Sünnet gününden bir gün önce evde tüm hazırlıkların bitmiş olması gerekir. Hazırlanacak olan yemeklerin geceden ocaklar kurularak pişirilmesi gerekmektedir. Ekmekler, bıçaklar, çatallar, kaşıklar, peçeteler komşulardan, yakınlardan masalar, sandalyelerle birlikte alınıp dizilir, hazırlanır. Daha sonra
yakınlardan haber verilmeyen kimsenin kalıp kalmadığı kontrol edilir. Haber verilemeyenler varsa o anda haber verilir.
Evin erkeği, gelen konukların erkekleriyle, kadını ise gelen kadınlarla ilgilenir. Çünkü Yalova'daki eski sünnetlerde kadın ve erkekler ayrı yerlerde toplanır, eğlenirlerdi. Sünnet düğünü çalgıcılı olacaksa çalgıcılarla bir gün önceden anlaşılması gerekmektedir. Çalgıcılar geldiklerinde, evin erkeğinin işareti üzerine çalgıya başlarlar. Bu arada gençler çıkıp ortada oyunlar oynarlar.
Sünnetçi geldiğinde, sünnet olacak çocuklar tarafından kapıda karşılanır ve eli öpülür. O da çocukların ellerinden tutarak kapının önüne kadar gelir. Sonra evin erkeği onu erkeklerin kalacakları yere alır. Erkekler içende sohbet edip imamı beklerken çalgıcılar da dışarıda çalgı çalarlar.

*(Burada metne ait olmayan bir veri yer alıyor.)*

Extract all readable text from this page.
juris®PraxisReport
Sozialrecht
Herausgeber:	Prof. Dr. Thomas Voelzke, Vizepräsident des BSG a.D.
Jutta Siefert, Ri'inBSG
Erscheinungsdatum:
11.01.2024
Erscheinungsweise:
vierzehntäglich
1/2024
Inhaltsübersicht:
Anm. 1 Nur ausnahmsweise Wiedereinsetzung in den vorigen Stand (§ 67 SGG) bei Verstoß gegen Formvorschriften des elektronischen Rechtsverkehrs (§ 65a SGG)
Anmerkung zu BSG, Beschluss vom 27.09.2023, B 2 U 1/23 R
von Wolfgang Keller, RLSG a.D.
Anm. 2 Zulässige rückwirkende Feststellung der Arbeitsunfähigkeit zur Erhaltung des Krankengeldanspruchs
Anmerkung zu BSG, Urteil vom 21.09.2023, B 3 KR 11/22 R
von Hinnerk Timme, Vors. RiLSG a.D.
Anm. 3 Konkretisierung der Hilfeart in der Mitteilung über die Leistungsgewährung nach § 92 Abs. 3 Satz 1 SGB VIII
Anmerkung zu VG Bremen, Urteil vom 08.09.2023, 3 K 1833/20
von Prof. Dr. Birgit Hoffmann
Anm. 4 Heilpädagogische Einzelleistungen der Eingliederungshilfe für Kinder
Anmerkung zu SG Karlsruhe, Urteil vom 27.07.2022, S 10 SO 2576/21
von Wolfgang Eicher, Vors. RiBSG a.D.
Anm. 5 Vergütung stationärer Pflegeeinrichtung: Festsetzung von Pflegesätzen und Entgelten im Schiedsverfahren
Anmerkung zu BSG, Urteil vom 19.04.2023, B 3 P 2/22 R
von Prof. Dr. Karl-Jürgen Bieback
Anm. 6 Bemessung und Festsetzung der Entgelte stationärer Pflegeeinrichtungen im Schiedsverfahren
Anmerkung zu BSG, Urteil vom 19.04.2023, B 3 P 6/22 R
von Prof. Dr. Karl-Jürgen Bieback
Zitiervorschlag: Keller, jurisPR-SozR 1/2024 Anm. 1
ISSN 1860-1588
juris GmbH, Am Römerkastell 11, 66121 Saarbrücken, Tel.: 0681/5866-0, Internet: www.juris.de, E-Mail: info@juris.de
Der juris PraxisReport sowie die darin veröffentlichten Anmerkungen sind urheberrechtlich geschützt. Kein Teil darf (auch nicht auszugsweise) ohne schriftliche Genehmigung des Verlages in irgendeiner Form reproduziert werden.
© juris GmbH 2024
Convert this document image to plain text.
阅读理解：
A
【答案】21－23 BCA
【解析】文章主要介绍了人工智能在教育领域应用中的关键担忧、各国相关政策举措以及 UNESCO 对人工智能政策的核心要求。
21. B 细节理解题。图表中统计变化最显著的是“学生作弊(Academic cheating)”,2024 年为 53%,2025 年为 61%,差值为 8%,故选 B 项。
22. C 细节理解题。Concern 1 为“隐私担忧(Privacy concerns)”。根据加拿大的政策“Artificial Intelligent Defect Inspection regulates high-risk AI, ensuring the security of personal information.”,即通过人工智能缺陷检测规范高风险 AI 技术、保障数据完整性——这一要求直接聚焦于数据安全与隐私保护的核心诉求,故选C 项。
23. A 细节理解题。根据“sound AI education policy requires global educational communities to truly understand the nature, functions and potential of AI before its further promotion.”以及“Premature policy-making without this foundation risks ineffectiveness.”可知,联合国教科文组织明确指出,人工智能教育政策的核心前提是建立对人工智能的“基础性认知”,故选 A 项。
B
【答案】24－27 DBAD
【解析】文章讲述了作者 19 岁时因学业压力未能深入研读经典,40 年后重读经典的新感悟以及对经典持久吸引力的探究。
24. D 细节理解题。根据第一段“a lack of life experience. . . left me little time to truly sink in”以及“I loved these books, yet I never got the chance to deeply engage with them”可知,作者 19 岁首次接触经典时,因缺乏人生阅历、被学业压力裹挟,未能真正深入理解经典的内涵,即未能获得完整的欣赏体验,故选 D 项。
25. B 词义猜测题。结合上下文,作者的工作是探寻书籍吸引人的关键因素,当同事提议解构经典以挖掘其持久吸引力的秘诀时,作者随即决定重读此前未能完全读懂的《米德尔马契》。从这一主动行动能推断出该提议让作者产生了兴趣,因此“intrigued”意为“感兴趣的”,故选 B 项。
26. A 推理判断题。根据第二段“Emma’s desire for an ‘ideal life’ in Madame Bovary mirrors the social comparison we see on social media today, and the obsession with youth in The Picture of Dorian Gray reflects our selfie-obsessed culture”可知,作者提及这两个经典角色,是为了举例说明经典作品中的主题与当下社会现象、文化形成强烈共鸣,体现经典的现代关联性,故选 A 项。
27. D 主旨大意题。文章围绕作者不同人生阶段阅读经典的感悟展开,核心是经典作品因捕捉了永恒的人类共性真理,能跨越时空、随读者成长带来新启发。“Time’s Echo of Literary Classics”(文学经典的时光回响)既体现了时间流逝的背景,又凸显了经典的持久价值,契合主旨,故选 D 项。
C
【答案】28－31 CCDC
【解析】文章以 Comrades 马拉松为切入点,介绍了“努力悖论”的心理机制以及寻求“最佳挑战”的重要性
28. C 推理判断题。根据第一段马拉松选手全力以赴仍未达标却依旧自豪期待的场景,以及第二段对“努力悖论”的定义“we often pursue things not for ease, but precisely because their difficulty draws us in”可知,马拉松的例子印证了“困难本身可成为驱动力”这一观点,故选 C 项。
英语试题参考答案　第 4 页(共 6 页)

İmam geldiğinde evin erkeği tarafından karşılanır ve davetlilerin oturdukları odaya buyur edilir. İmamın gelmesinden sonra sünnetçi kendisi için ayrılan yere geçer. Onunla birlikte çocukların babası ve imam odaya girerler. Kapıda bir genç sırayla çocukların küçüğünden itibaren içeri alır. Babaları onları kucağına alır. Sünnetçi aletlerini hazırlarken imam da dualar okur. Bu arada çocuğun dikkatini başka bir yere çekmek için
· Bak, bak, kuş var,"
Ya da :
· "Aaa, bitti bile.."
Gibi sözlerle çocuk oyalanır, ya da ağzına şeker, çikolata veya lokum konur. Sonunda sünnet işlemi tamamlanır. Babası kucağına alıp çocukları kalacakları odaya götürür, böylece sünnet işlemine devam edilir.
Çocukların sünneti tamamlandıktan sonra, sıra akraba ve tanıdıkların onlara “geçmiş olsun" demelerine gelir. Herkes onları yataklarında öper, hediyelerini verir. Çocuklar da onların ellerini öperler.
Sünnetin ardından yemekler hazırlanır. İmam yemeğin duasını okur. Yemekten sonra Mevlit verilir. Böylece sünnet düğünü de sona ermiş olur.